Unabomber digital
Será que um dia a gente consegue?
Todos os dias, milhares de pessoas (talvez sejam só centenas, ou dezenas) fazem, curtem ou compartilham memes que se referem a um desejo — reprimido fora da tela do celular — de se isolar da sociedade, ou pelo menos das redes sociais. Um estilo de vida primitivo, rústico, ou só mais simples, numa espécie de anapaulaarosismo cultural. Admito que essa premissa me pega um pouco, mas só um pouco mesmo. Ter uma casa num canto afastado, com um quintal que talvez exija um pouco de destreza pra aparar a grama, cuidar da horta de temperos e talvez ter que abrir mão dos confortos de uma cidade que tem tudo o tempo todo? Sim, acho que já pensei nisso. O Unabomber (Ted Kaczynski) também — mas em 1971. Ok, ele matou uma galera depois, mas um matemático brilhante também teve esse pensamento de viver recluso. O que não me agrada é a ideia de abrir mão de certos luxos do século XXI, como ter a música que eu quiser em dois cliques, em vez de ter que ir buscar um álbum inteiro no 4shared e torcer pra estar em boa qualidade, ou poder escolher o filme que eu quiser sem precisar se preocupar porque pegou a fita dublada e você acha ótima a atuação do Guy Pearce em Memento — também porque assistiu em inglês. A gente era menos conectado, sim, mas muita calma com a nostalgia, porque o iTunes era uma bosta e a Blockbuster cobrava caro demais.
Num dia desses, vi uma apresentação de uma colega de trabalho falando sobre Yoga e como isso mudou a vida dela pra melhor. Me identifiquei nos primeiros 10 segundos da fala, quando ela disse que notou um certo desconforto nos hábitos. Ela também não conseguia mais ir da porta de casa até o elevador sem dar uma olhadela no celular. Doeu. Eu também interajo com a tela esperando o elevador, ou no intervalo de 30 segundos do streaming — coisa que eu acho uma filhadaputagem, mas isso fica pra outra hora —, ou mesmo quando o jogo de futebol tá parado porque o goleiro caiu pra fazer cera e seu time tá na frente. Essas microrrecompensas se tornaram um hábito tão enraizado e frequente que às vezes eu só queria ver que horas são, mas peguei o celular, vi uma notificação, abri o Instagram, vi um vídeo, outro, outro, olhei o grupo do futebol e confirmei que sim, quinta-feira eu jogo, vi um amigo mandando uma figurinha zoando o Corinthians e mandei ele tomar no cu e ri, coloquei o celular no bolso e… percebi que, três minutos depois, eu não vi a hora que era quando peguei o celular — e eu nem deveria olhar o celular, porque comprei um desses relógios que mostram como eu tô dormindo, respirando, quantos passos eu dei, quanto isso representou em distância e quantas calorias eu queimei; me mostra as notificações do WhatsApp, e é por causa dessa função que eu comprei essa porra: pra não ficar pegando o celular e ignorar notificação que não fosse sobre algo urgente, tipo buscar meu filho na escola porque ele tá com febre ou “tá pegando fogo na casa” ou “traz pão quando chegar do trabalho”. E, veja só, ele mostra as horas também. Em algarismos romanos, se eu quiser, porque dá pra trocar a telinha.
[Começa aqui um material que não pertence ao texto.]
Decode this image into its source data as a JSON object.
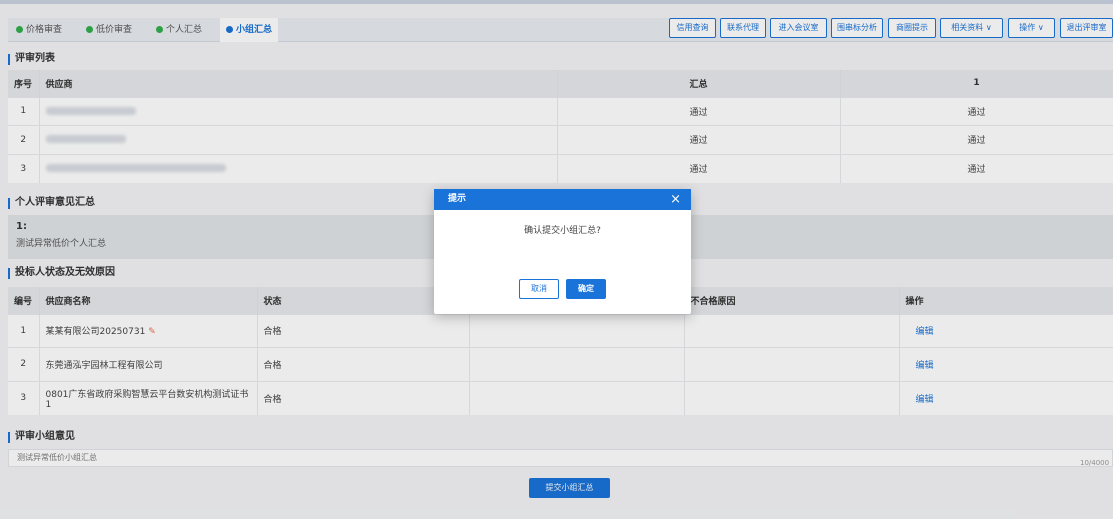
{
  "tabs": [
    {
      "label": "价格审查",
      "color": "#2fae4a"
    },
    {
      "label": "低价审查",
      "color": "#2fae4a"
    },
    {
      "label": "个人汇总",
      "color": "#2fae4a"
    },
    {
      "label": "小组汇总",
      "color": "#1a73d9"
    }
  ],
  "toolbar": [
    "信用查询",
    "联系代理",
    "进入会议室",
    "围串标分析",
    "商圈提示",
    "相关资料 ∨",
    "操作 ∨",
    "退出评审室"
  ],
  "review_list": {
    "title": "评审列表",
    "headers": [
      "序号",
      "供应商",
      "汇总",
      "1"
    ],
    "rows": [
      {
        "no": "1",
        "summary": "通过",
        "r1": "通过"
      },
      {
        "no": "2",
        "summary": "通过",
        "r1": "通过"
      },
      {
        "no": "3",
        "summary": "通过",
        "r1": "通过"
      }
    ]
  },
  "personal": {
    "title": "个人评审意见汇总",
    "key": "1:",
    "value": "测试异常低价个人汇总"
  },
  "bidder_status": {
    "title": "投标人状态及无效原因",
    "headers": [
      "编号",
      "供应商名称",
      "状态",
      "",
      "不合格原因",
      "操作"
    ],
    "rows": [
      {
        "no": "1",
        "name": "某某有限公司20250731",
        "status": "合格",
        "action": "编辑"
      },
      {
        "no": "2",
        "name": "东莞通泓宇园林工程有限公司",
        "status": "合格",
        "action": "编辑"
      },
      {
        "no": "3",
        "name": "0801广东省政府采购智慧云平台数安机构测试证书1",
        "status": "合格",
        "action": "编辑"
      }
    ]
  },
  "group_opinion": {
    "title": "评审小组意见",
    "text": "测试异常低价小组汇总",
    "counter": "10/4000"
  },
  "submit_label": "提交小组汇总",
  "modal": {
    "title": "提示",
    "close": "×",
    "message": "确认提交小组汇总?",
    "cancel": "取消",
    "ok": "确定"
  }
}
Também notei que as redes sociais me causam incômodos diferentes. O Facebook, que eu só tenho por uma questão de comodidade — já que tenho login em alguns serviços por causa dele —, é um incômodo por existir. Eu não quero perder meu histórico do Spotify só porque troquei o modo de login. O Twitter virou um lugar que eu descreveria como a Avenida Paulista em dia de protesto bolsonarista, além de permitir nazismo recreativo. Uso bem menos do que antes; talvez um dia eu consiga realmente parar de vez.
O LinkedIn é o lugar onde alguém aprendeu sobre gestão e liderança até sofrendo acidente aéreo. Infelizmente, é bastante usado e necessário na área que eu escolhi, mas por sorte não tem nada lá que eu seja obrigado a consumir — além de boas dicas de cursos pra aumentar meus skills.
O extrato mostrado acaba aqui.